L’association accepte que le loup soit régulé – autrement dit abattu – mais selon des modalités claires et non sujettes à interprétation, ce qui n’est pas le cas selon elle. Le Groupe Loup Suisse demande également qu’un travail de fond soit fait pour que les éleveurs utilisent les moyens de protection préconisés par l’Office Fédéral de l’Environnement. « Nous conseillons des clôtures et parcs de nuit électrifiés, si possible un ou des chiens de protection et une présence humaine à proximité», conclut-elle.

Corippo, 13 habitants © Isolda Agazzi

Les paysans de montagne se sentent menacés

Pascal Favre ne l’entend pas de cette oreille : «Je n’ai pas de chiens, rétorque-t-il. On ne peut pas se payer des chiens et des clôtures, ce n’est pas la réalité des paysans de montagne. Avant il y avait dix personnes sur une exploitation, aujourd’hui à deux on peut encore y arriver, mais si on doit prendre un ouvrier on ne s’en sort pas. On fait croire aux gens que les agriculteurs sont contre la nature, c’est absurde! La société va vers le bio, la permaculture, mais des animaux en liberté sur le territoire, c’est encore mieux que le bio. Les miens mangent ce qu’il y a dehors, d’ailleurs lorsqu’on est passés au bio, je n’ai eu besoin de rien changer.»

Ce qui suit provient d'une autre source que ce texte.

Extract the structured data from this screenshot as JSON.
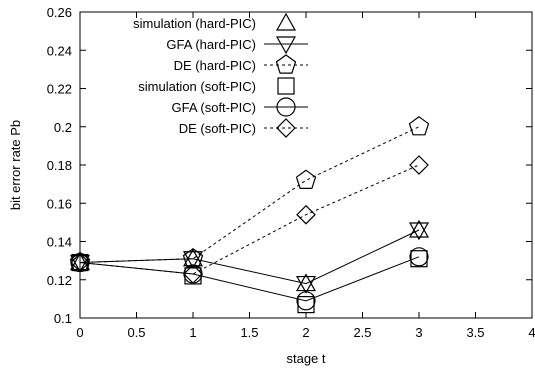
{
  "chart_data": {
    "type": "line",
    "title": "",
    "xlabel": "stage t",
    "ylabel": "bit error rate Pb",
    "xlim": [
      0,
      4
    ],
    "ylim": [
      0.1,
      0.26
    ],
    "xticks": [
      0,
      0.5,
      1,
      1.5,
      2,
      2.5,
      3,
      3.5,
      4
    ],
    "xtick_labels": [
      "0",
      "0.5",
      "1",
      "1.5",
      "2",
      "2.5",
      "3",
      "3.5",
      "4"
    ],
    "yticks": [
      0.1,
      0.12,
      0.14,
      0.16,
      0.18,
      0.2,
      0.22,
      0.24,
      0.26
    ],
    "ytick_labels": [
      "0.1",
      "0.12",
      "0.14",
      "0.16",
      "0.18",
      "0.2",
      "0.22",
      "0.24",
      "0.26"
    ],
    "grid": false,
    "legend_position": "top-left",
    "series": [
      {
        "name": "simulation (hard-PIC)",
        "marker": "triangle-up",
        "line": "none",
        "x": [
          0,
          1,
          2,
          3
        ],
        "y": [
          0.129,
          0.131,
          0.118,
          0.146
        ]
      },
      {
        "name": "GFA (hard-PIC)",
        "marker": "triangle-down",
        "line": "solid",
        "x": [
          0,
          1,
          2,
          3
        ],
        "y": [
          0.129,
          0.131,
          0.118,
          0.146
        ]
      },
      {
        "name": "DE (hard-PIC)",
        "marker": "pentagon",
        "line": "dashed",
        "x": [
          0,
          1,
          2,
          3
        ],
        "y": [
          0.129,
          0.131,
          0.172,
          0.2
        ]
      },
      {
        "name": "simulation (soft-PIC)",
        "marker": "square",
        "line": "none",
        "x": [
          0,
          1,
          2,
          3
        ],
        "y": [
          0.129,
          0.122,
          0.107,
          0.131
        ]
      },
      {
        "name": "GFA (soft-PIC)",
        "marker": "circle",
        "line": "solid",
        "x": [
          0,
          1,
          2,
          3
        ],
        "y": [
          0.129,
          0.123,
          0.109,
          0.132
        ]
      },
      {
        "name": "DE (soft-PIC)",
        "marker": "diamond",
        "line": "dashed",
        "x": [
          0,
          1,
          2,
          3
        ],
        "y": [
          0.129,
          0.123,
          0.154,
          0.18
        ]
      }
    ]
  }
}
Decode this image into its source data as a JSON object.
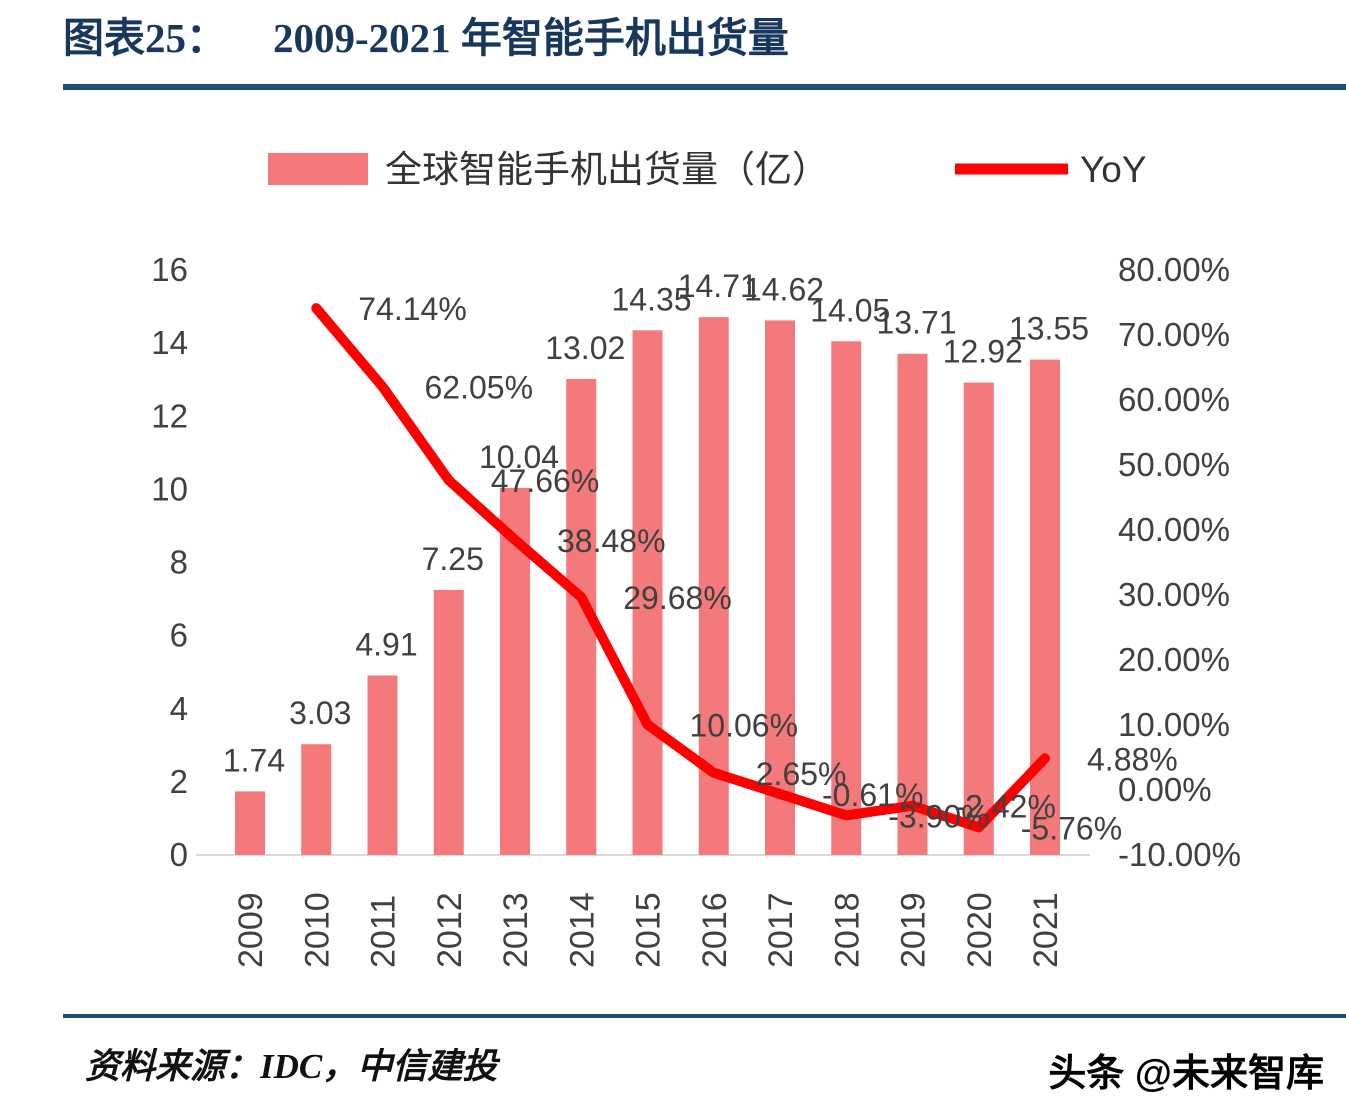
{
  "header": {
    "figure_label": "图表25：",
    "title": "2009-2021 年智能手机出货量"
  },
  "legend": {
    "bars_label": "全球智能手机出货量（亿）",
    "line_label": "YoY"
  },
  "footer": {
    "source": "资料来源：IDC，中信建投",
    "watermark": "头条 @未来智库"
  },
  "colors": {
    "title": "#17375E",
    "rule": "#1F4E79",
    "bar": "#F4797B",
    "line": "#FF0000",
    "label": "#404040",
    "axis_line": "#D9D9D9"
  },
  "chart_data": {
    "type": "bar",
    "title": "2009-2021 年智能手机出货量",
    "categories": [
      "2009",
      "2010",
      "2011",
      "2012",
      "2013",
      "2014",
      "2015",
      "2016",
      "2017",
      "2018",
      "2019",
      "2020",
      "2021"
    ],
    "series": [
      {
        "name": "全球智能手机出货量（亿）",
        "type": "bar",
        "axis": "left",
        "values": [
          1.74,
          3.03,
          4.91,
          7.25,
          10.04,
          13.02,
          14.35,
          14.71,
          14.62,
          14.05,
          13.71,
          12.92,
          13.55
        ],
        "labels": [
          "1.74",
          "3.03",
          "4.91",
          "7.25",
          "10.04",
          "13.02",
          "14.35",
          "14.71",
          "14.62",
          "14.05",
          "13.71",
          "12.92",
          "13.55"
        ]
      },
      {
        "name": "YoY",
        "type": "line",
        "axis": "right",
        "values_pct": [
          null,
          74.14,
          62.05,
          47.66,
          38.48,
          29.68,
          10.06,
          2.65,
          -0.61,
          -3.9,
          -2.42,
          -5.76,
          4.88
        ],
        "labels": [
          null,
          "74.14%",
          "62.05%",
          "47.66%",
          "38.48%",
          "29.68%",
          "10.06%",
          "2.65%",
          "-0.61%",
          "-3.90%",
          "-2.42%",
          "-5.76%",
          "4.88%"
        ]
      }
    ],
    "left_axis": {
      "min": 0,
      "max": 16,
      "step": 2,
      "tick_labels": [
        "16",
        "14",
        "12",
        "10",
        "8",
        "6",
        "4",
        "2",
        "0"
      ]
    },
    "right_axis": {
      "min": -10,
      "max": 80,
      "step": 10,
      "tick_labels": [
        "80.00%",
        "70.00%",
        "60.00%",
        "50.00%",
        "40.00%",
        "30.00%",
        "20.00%",
        "10.00%",
        "0.00%",
        "-10.00%"
      ]
    },
    "legend_position": "top",
    "grid": "off"
  }
}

Selon lui, le loup c’est l’arbre qui cache la forêt. Derrière il y a les constructeurs de tracteurs, l’industrie agroalimentaire qui a tout avantage à ce que les petits producteurs disparaissent. « Le loup, c’est un fait de société. Les gens doivent choisir quel type d’aliments ils veulent manger. Je ne suis pas contre le loup à 100%, mais il faut le contrôler dans certaines régions très précises et s’il sort, il faut le tuer. Pourtant ce sont les habitants des villes qui décident pour nous. En Suisse il n’y a plus que 4% de paysans et ce ne sont même pas tous des paysans de montagne. Si on disparaît les gens s’en moquent, pourtant ils veulent des produits d’alpage.»

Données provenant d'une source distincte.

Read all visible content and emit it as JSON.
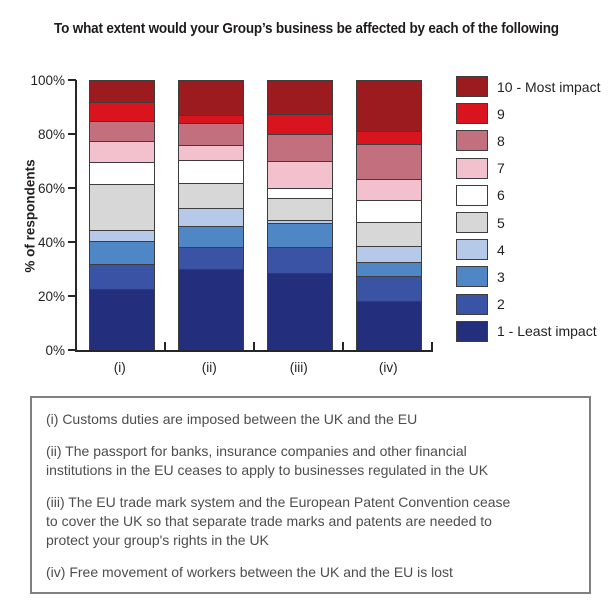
{
  "title": "To what extent would your Group’s business be affected by each of the following",
  "colors": {
    "axis": "#262626",
    "segment_border": "#3d3d3d",
    "box_border": "#808080",
    "footnote_text": "#4d4d4f"
  },
  "chart_data": {
    "type": "bar",
    "variant": "stacked_percent",
    "title": "To what extent would your Group’s business be affected by each of the following",
    "xlabel": "",
    "ylabel": "% of respondents",
    "ylim": [
      0,
      100
    ],
    "ytick_step": 20,
    "ytick_labels": [
      "0%",
      "20%",
      "40%",
      "60%",
      "80%",
      "100%"
    ],
    "grid": false,
    "legend_position": "right",
    "categories": [
      "(i)",
      "(ii)",
      "(iii)",
      "(iv)"
    ],
    "series": [
      {
        "name": "1 - Least impact",
        "color": "#232e7d",
        "values": [
          22.5,
          30.0,
          28.5,
          18.0
        ]
      },
      {
        "name": "2",
        "color": "#3a53a4",
        "values": [
          9.5,
          8.0,
          9.5,
          9.5
        ]
      },
      {
        "name": "3",
        "color": "#4f86c5",
        "values": [
          8.5,
          8.0,
          9.0,
          5.0
        ]
      },
      {
        "name": "4",
        "color": "#b7c9e9",
        "values": [
          4.0,
          6.5,
          1.0,
          6.0
        ]
      },
      {
        "name": "5",
        "color": "#d7d7d8",
        "values": [
          17.0,
          9.5,
          8.5,
          9.0
        ]
      },
      {
        "name": "6",
        "color": "#ffffff",
        "values": [
          8.0,
          8.5,
          3.5,
          8.0
        ]
      },
      {
        "name": "7",
        "color": "#f2c1cd",
        "values": [
          8.0,
          5.5,
          10.0,
          8.0
        ]
      },
      {
        "name": "8",
        "color": "#c3707e",
        "values": [
          7.5,
          8.0,
          10.0,
          13.0
        ]
      },
      {
        "name": "9",
        "color": "#da141e",
        "values": [
          7.0,
          3.0,
          7.5,
          4.5
        ]
      },
      {
        "name": "10 - Most impact",
        "color": "#9b1b1e",
        "values": [
          8.0,
          13.0,
          12.5,
          19.0
        ]
      }
    ]
  },
  "footnote_box": {
    "items": [
      "(i) Customs duties are imposed between the UK and the EU",
      "(ii) The passport for banks, insurance companies and other financial\ninstitutions in the EU ceases to apply to businesses regulated in the UK",
      "(iii) The EU trade mark system and the European Patent Convention cease\nto cover the UK so that separate trade marks and patents are needed to\nprotect your group's rights in the UK",
      "(iv) Free movement of workers between the UK and the EU is lost"
    ]
  }
}
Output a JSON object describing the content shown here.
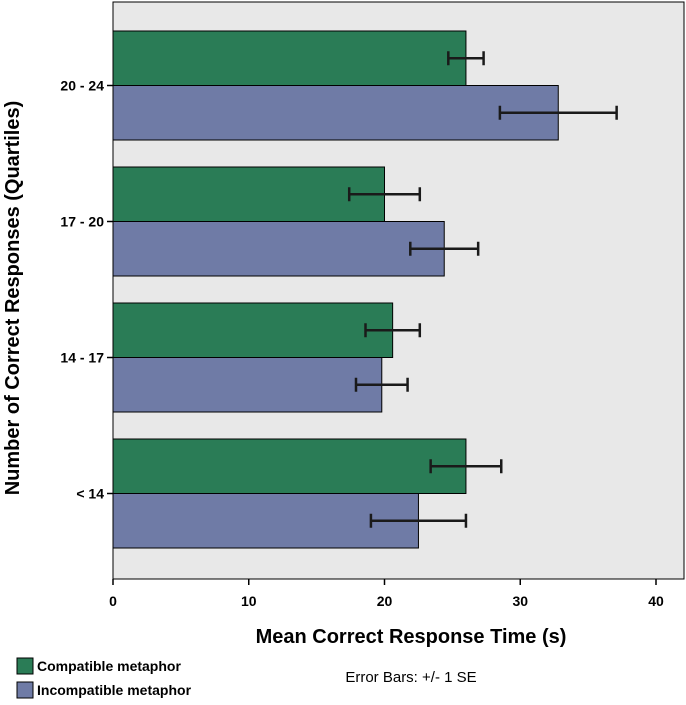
{
  "chart_data": {
    "type": "bar",
    "orientation": "horizontal",
    "title": "",
    "xlabel": "Mean Correct Response Time (s)",
    "ylabel": "Number of Correct Responses (Quartiles)",
    "xlim": [
      0,
      42
    ],
    "xticks": [
      0,
      10,
      20,
      30,
      40
    ],
    "grid": false,
    "categories": [
      "20 - 24",
      "17 - 20",
      "14 - 17",
      "< 14"
    ],
    "series": [
      {
        "name": "Compatible metaphor",
        "color": "#2a7c56",
        "values": [
          26.0,
          20.0,
          20.6,
          26.0
        ],
        "error": [
          1.3,
          2.6,
          2.0,
          2.6
        ]
      },
      {
        "name": "Incompatible metaphor",
        "color": "#6f7ba6",
        "values": [
          32.8,
          24.4,
          19.8,
          22.5
        ],
        "error": [
          4.3,
          2.5,
          1.9,
          3.5
        ]
      }
    ],
    "legend_position": "bottom-left",
    "note": "Error Bars: +/- 1 SE"
  }
}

Les vieux pièges à loup du Val Verzasca prouvent que les éleveurs ont toujours cherché à se défendre contre le loup. A titre préventif ou pas, là est toute la question.


Un “rustico”, un ancien grenier © Isolda Agazzi

Le loup en Suisse et la nouvelle loi sur la chasse

En Suisse, le loup a disparu au début du 20ème siècle, exterminé par les chasseurs. Le premier est revenu officiellement en 1995 dans le Val Ferret. Actuellement il y a environ 80 loups répartis sur plus de 20 cantons, essentiellement en Valais, dans les Grisons et au Tessin.

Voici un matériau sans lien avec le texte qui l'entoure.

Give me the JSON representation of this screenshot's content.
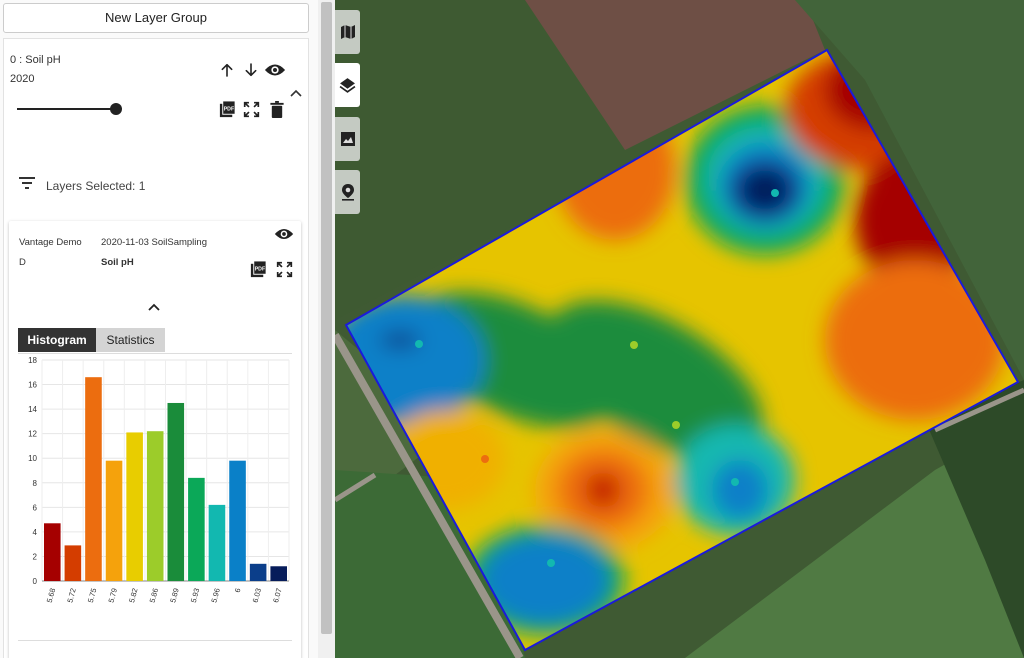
{
  "panel": {
    "new_group_label": "New Layer Group",
    "layer": {
      "name": "0 : Soil pH",
      "year": "2020",
      "opacity_level": 1.0
    },
    "filter_label": "Layers Selected: 1",
    "card": {
      "client": "Vantage Demo",
      "field": "D",
      "session": "2020-11-03 SoilSampling",
      "attribute": "Soil pH"
    },
    "tabs": {
      "histogram": "Histogram",
      "statistics": "Statistics"
    }
  },
  "icons": {
    "move_up": "arrow-up-icon",
    "move_down": "arrow-down-icon",
    "visibility": "eye-icon",
    "collapse": "chevron-up-icon",
    "pdf": "pdf-icon",
    "fullscreen": "fullscreen-icon",
    "delete": "trash-icon",
    "filter": "filter-list-icon",
    "map_tools": [
      "map-icon",
      "layers-icon",
      "image-icon",
      "pin-icon"
    ]
  },
  "colors": {
    "field_border": "#1a1adc",
    "active_tab": "#333333"
  },
  "chart_data": {
    "type": "bar",
    "categories": [
      "5.68",
      "5.72",
      "5.75",
      "5.79",
      "5.82",
      "5.86",
      "5.89",
      "5.93",
      "5.96",
      "6",
      "6.03",
      "6.07"
    ],
    "values": [
      4.7,
      2.9,
      16.6,
      9.8,
      12.1,
      12.2,
      14.5,
      8.4,
      6.2,
      9.8,
      1.4,
      1.2
    ],
    "colors": [
      "#a50000",
      "#d43d00",
      "#ec6d0f",
      "#f5a20c",
      "#e8cd00",
      "#9ccc2a",
      "#1a8c3a",
      "#0ba858",
      "#12b8b0",
      "#0a80c8",
      "#0b3e8a",
      "#061c5a"
    ],
    "ylim": [
      0,
      18
    ],
    "yticks": [
      "0",
      "2",
      "4",
      "6",
      "8",
      "10",
      "12",
      "14",
      "16",
      "18"
    ],
    "grid": true
  }
}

L’ancienne loi sur la chasse, qui date de 1985, interdit de tirer le loup, à moins qu’il pose problème sur des troupeaux gardés (au minimum une clôture électrifiée), c’est-à-dire qu’il ait tué 35 moutons en 4 mois ou 25 moutons en 1 mois. Dans ce cas, les autorités délivrent une autorisation de tir – il y en a eu 27 depuis 1995 et 14 loups ont été abattus. Le 2ème cas de figure est que le loup ait un comportement inadapté envers l’homme, ce qui n’a jamais été le cas sur les 27 autorisations de tir. Il n’y a eu aucune attaque sur l’homme en Suisse depuis 1995.

Selon l’Office fédéral de l’Environnement, depuis 2009, les loups tuent entre 150-500 chèvres et moutons par an. En 2018, 360 attaques sur 400 ont été commises sur des troupeaux n’ayant strictement aucune protection. Les élevages protégés sont nettement moins touchés : entre 10 et 30% des attaques annuelles, les loups arrivant parfois à contourner les clôtures électriques lorsque celles-ci sont le seul moyen de protection utilisé.

Jugeant que cette loi n’était plus d’actualité, le Conseil national en a adopté une nouvelle qui essaie de protéger un peu plus les espèces, mais qui autorise aussi à tirer le loup à titre préventif, selon une décision confiée aux cantons. Un comité composé de Groupe Loup Suisse, le WWF, Pro Natura et Bird Life a lancé un referendum et celui-ci a abouti. La nouvelle loi sur la chasse sera soumise à la votation populaire le 27 septembre.